3. **Right Panel: Rejection Sampling**
* **Header:** "Rejection Sampling"
* **Primary Method Categories (Gray Rectangles):** Three distinct approaches, each with sub-criteria (purple ovals).
* **Rule-Based:**
* "Ngram/Length/Format/"
* "Safety"
* **Model-Based:**
* "Reward Model: correctness/verbosity/coherence/complexity/helpfulness..."
* "LLM-as-a-judge"
* **Verify-Based:**
* "Code sandbox"
* "Math verify"
### Detailed Analysis
The diagram details a sequential and branching workflow:
1. **Stage 1 - Collection:** Raw data is gathered according to "Collection Rules." The data is categorized by domain (e.g., Math, Code), by the presence of verified information (reference answers, ground truth), and by the inclusion of reasoning chains.
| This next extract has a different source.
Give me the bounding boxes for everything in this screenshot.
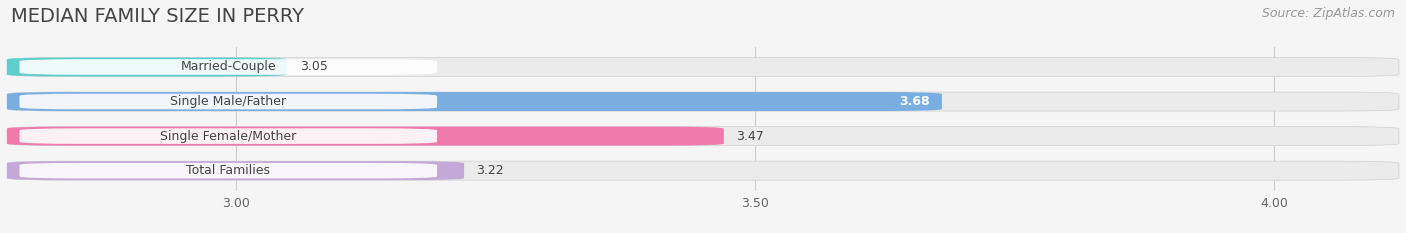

The sources for this data are diverse, including competitive programming platforms (Codeforces, CodeContest), math datasets (NuminaMath, OpenMathR1), and general reasoning corpora (Orca, Natural Reasoning).
2. **Stage 2 - Distilling:** The collected data undergoes two parallel filtering processes before being used for "DeepSeek-R1 Distilling."
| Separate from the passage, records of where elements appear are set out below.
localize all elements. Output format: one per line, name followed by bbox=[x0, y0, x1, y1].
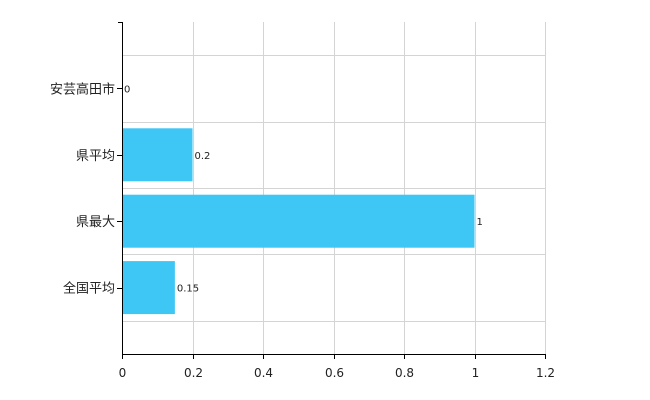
category-label: 全国平均 bbox=[63, 281, 115, 297]
x-tick-label: 1 bbox=[472, 366, 480, 380]
bar bbox=[122, 261, 175, 315]
x-tick-label: 0.4 bbox=[254, 366, 273, 380]
x-tick-label: 0 bbox=[119, 366, 127, 380]
grid-lines bbox=[122, 22, 546, 354]
category-label: 県平均 bbox=[76, 149, 115, 164]
data-label: 1 bbox=[477, 217, 483, 228]
x-tick-label: 0.2 bbox=[184, 366, 203, 380]
labels: 安芸高田市 0 県平均 0.2 県最大 1 全国平均 0.15 0 0.2 0.4 0.6 0.8 1 1.… bbox=[50, 81, 555, 380]
data-label: 0.15 bbox=[177, 284, 199, 295]
bars bbox=[122, 128, 475, 315]
x-tick-label: 1.2 bbox=[536, 366, 555, 380]
x-tick-label: 0.6 bbox=[325, 366, 344, 380]
x-tick-label: 0.8 bbox=[395, 366, 414, 380]
bar bbox=[122, 128, 193, 182]
data-label: 0.2 bbox=[195, 151, 211, 162]
category-label: 県最大 bbox=[76, 215, 115, 230]
axes bbox=[117, 22, 546, 359]
bar bbox=[122, 194, 475, 248]
data-label: 0 bbox=[124, 84, 130, 95]
category-label: 安芸高田市 bbox=[50, 81, 115, 97]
* **Dedup (Deduplication):** Uses embedding models (like m3e, gte, bge) and similarity engines (like faiss, trt) to identify and remove duplicate or near-duplicate entries.
* **Select Rules:** Applies multiple filters to curate the dataset. This includes removing test cases without reference answers, and selecting based on difficulty, quality, language, and category.
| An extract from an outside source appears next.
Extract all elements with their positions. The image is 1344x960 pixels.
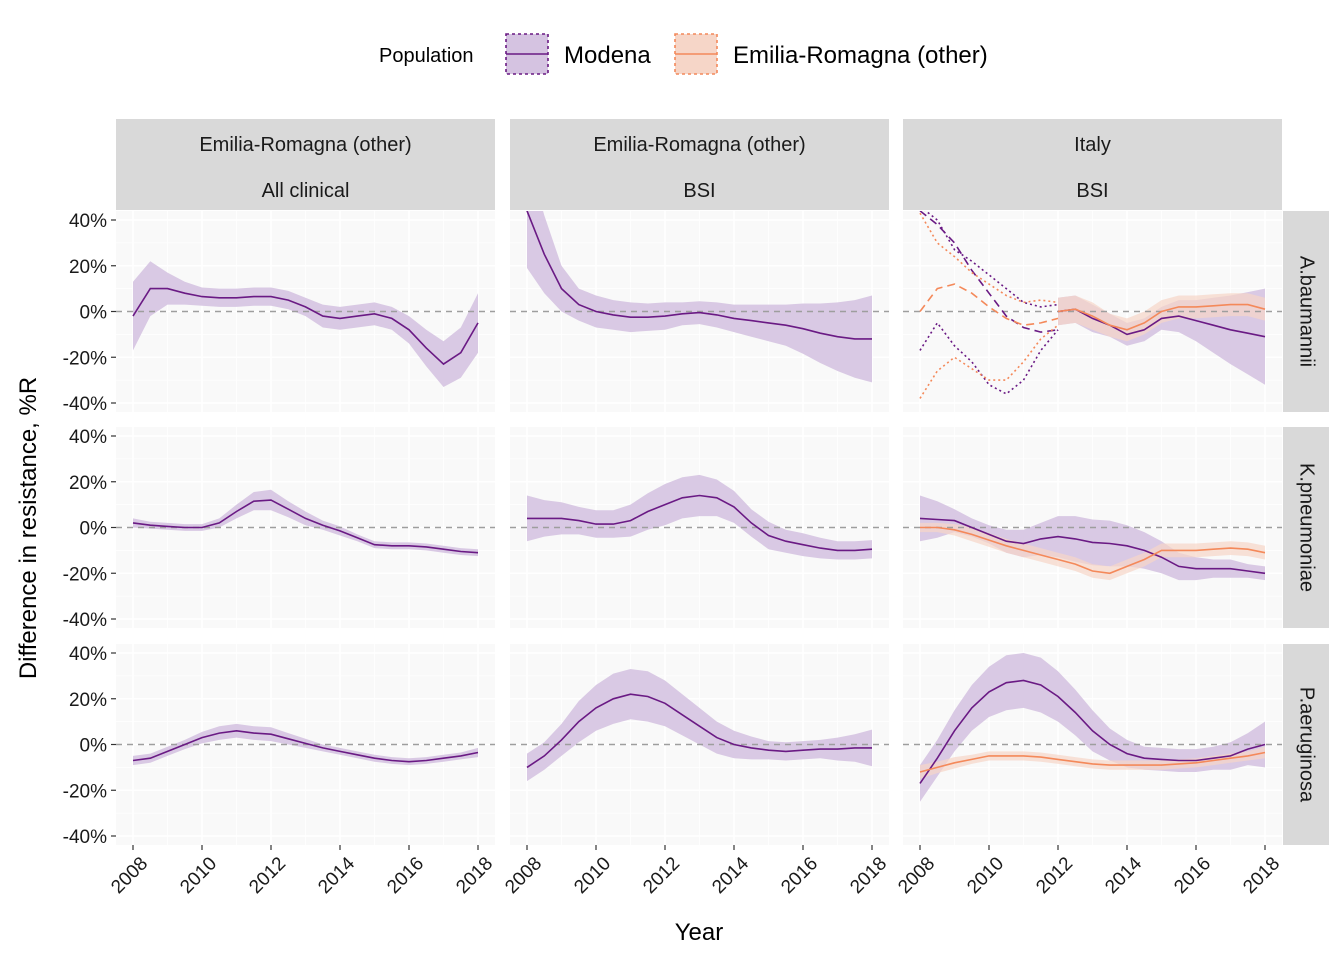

3. **Stage 3 - Rejection Sampling:** The distilled dataset is further refined using three evaluation methods to reject low-quality samples.
* **Rule-Based:** Applies heuristic rules concerning n-grams, length, format, and safety.
* **Model-Based:** Uses a Reward Model to score responses on dimensions like correctness, verbosity, coherence, complexity, and helpfulness. It also employs an "LLM-as-a-judge" for evaluation.
* **Verify-Based:** Uses executable environments for verification: a "Code sandbox" for programming tasks and "Math verify" for mathematical problems.
### Key Observations
* **Process-Oriented:** The diagram is purely a process flowchart. It contains no numerical data, charts, or quantitative metrics. Its purpose is to outline the methodology, not present results.
* **Typographical Error:** The label "Infomation" in the first panel is a clear misspelling of "Information."
* **Technical Specificity:** The diagram names specific tools and models (e.g., faiss, m3e, gte, bge), indicating a concrete technical implementation rather than a conceptual overview.
* **Comprehensive Filtering:** The pipeline employs a multi-faceted approach to data quality, moving from broad collection rules to specific deduplication, attribute-based selection, and finally, multi-method rejection sampling.
### Interpretation
This diagram outlines a sophisticated data curation pipeline designed to create a high-quality training dataset for the "DeepSeek-R1" model. The process emphasizes **quality over quantity**.
* **The "Why":** The multi-stage filtering (Distilling + Rejection Sampling) suggests that the initial raw data is noisy or varied. The goal is to distill it down to a core set of high-value examples that are diverse (by domain/category), challenging (by difficulty), correct (via reference answers and verification), and well-formed (via rule and model-based checks).
* **Relationship Between Stages:** The stages are interdependent. "Raw Data Collection" defines the input universe. "Distilling" performs coarse-grained filtering to manage scale and remove obvious duplicates and low-relevance items. "Rejection Sampling" performs fine-grained, often computationally expensive, quality assessment on the remaining data to ensure only the best examples are used for model training.
* **Notable Methodology:** The inclusion of "Response With Reasoning Chains" as a primary data type and "LLM-as-a-judge" as an evaluation method indicates a focus on training the model for **chain-of-thought reasoning** and complex problem-solving, not just final answer accuracy. The "Verify-Based" methods (Code sandbox, Math verify) add a layer of objective, ground-truth validation that is crucial for technical domains like math and coding.
In essence, this pipeline is engineered to transform large, heterogeneous raw data into a refined, high-signal dataset capable of teaching a model robust reasoning and problem-solving skills.